In this adaptation of Stephen King’s massive novel, Tim Curry is terrifying as the murderous clown Pennywise. The big ant-monster thing he’s revealed to be at the end is not.


Iron Man 3

For the most part, the third Iron Man is the best of the series. At the end, however, it has the same problem as the first, falling back on a drab, largely nonsensical CG fight. Why did Tony Stark suddenly choose now to call upon his many extra Iron Man suits, and not all the other times they might have been helpful? What was the goal of Killian’s incredibly elaborate plan, other than just being evil? It felt like an ending wholly based on the idea ‘wouldn’t it be cool if there were loads of Iron Men?’ Yes, but as part of a resolution that has logic and the audience can follow.


Haute Tension

A terrific, tight horror in which a woman is stalked by an apparently unstoppable lunatic is completely undone when it’s revealed the woman was the unstoppable lunatic all along. It’s a complete cop-out that doesn’t fit together and feels like a very lazy get out.



The reason this doesn't work is that it feels hauled in from a completely different movie. Much of Sunshine is a survival movie, and one that's extremely tense and effective. Then in its final act it becomes a surreal horror movie that's very hard to follow and not nearly as frightening as everything that came before the 'monster' showed up.


War Of The Worlds

The ending of Steven Spielberg’s adaptation of H.G. Wells’ alien invasion movie is actually very faithful to the original novel, but unfortunately it’s an ending that’s completely unsatisfying as the conclusion of an effects blockbuster. After 90 minutes of spectacular fights between helpless humans and alien spaceships, the extra-terrestrials keel over when they catch a common cold, to which they have no immunity. Yes, it’s an ending that makes you think a bit, but as a blockbuster climax it’s a whimper not a bang. It's an ending to be read, not watched.

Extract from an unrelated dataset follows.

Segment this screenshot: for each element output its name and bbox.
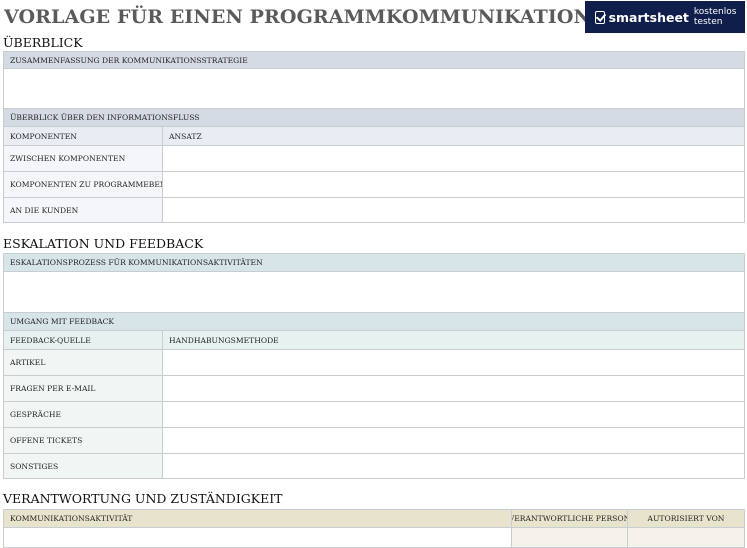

Jurassic Park: The Lost World

Many people seem to remember this movie as terrible from beginning to end, but for most of its running time it's great fun, if not as good as the perfect first movie. However, when the dinosaurs venture over to civilisation it gets sillier and sillier and less and less engaging. It's far less fun when humans massively outnumber the dinosaurs instead of the other way round.


No Country For Old Men

Yeah yeah yeah, some people love this ending, thinking it a poetic comment on the very notion of endings and how a neat ending isn't necessarily the eternal end game. Nonsense. A non-ending is by definition not an ending. Ergo, cannot be a good ending. That's just science.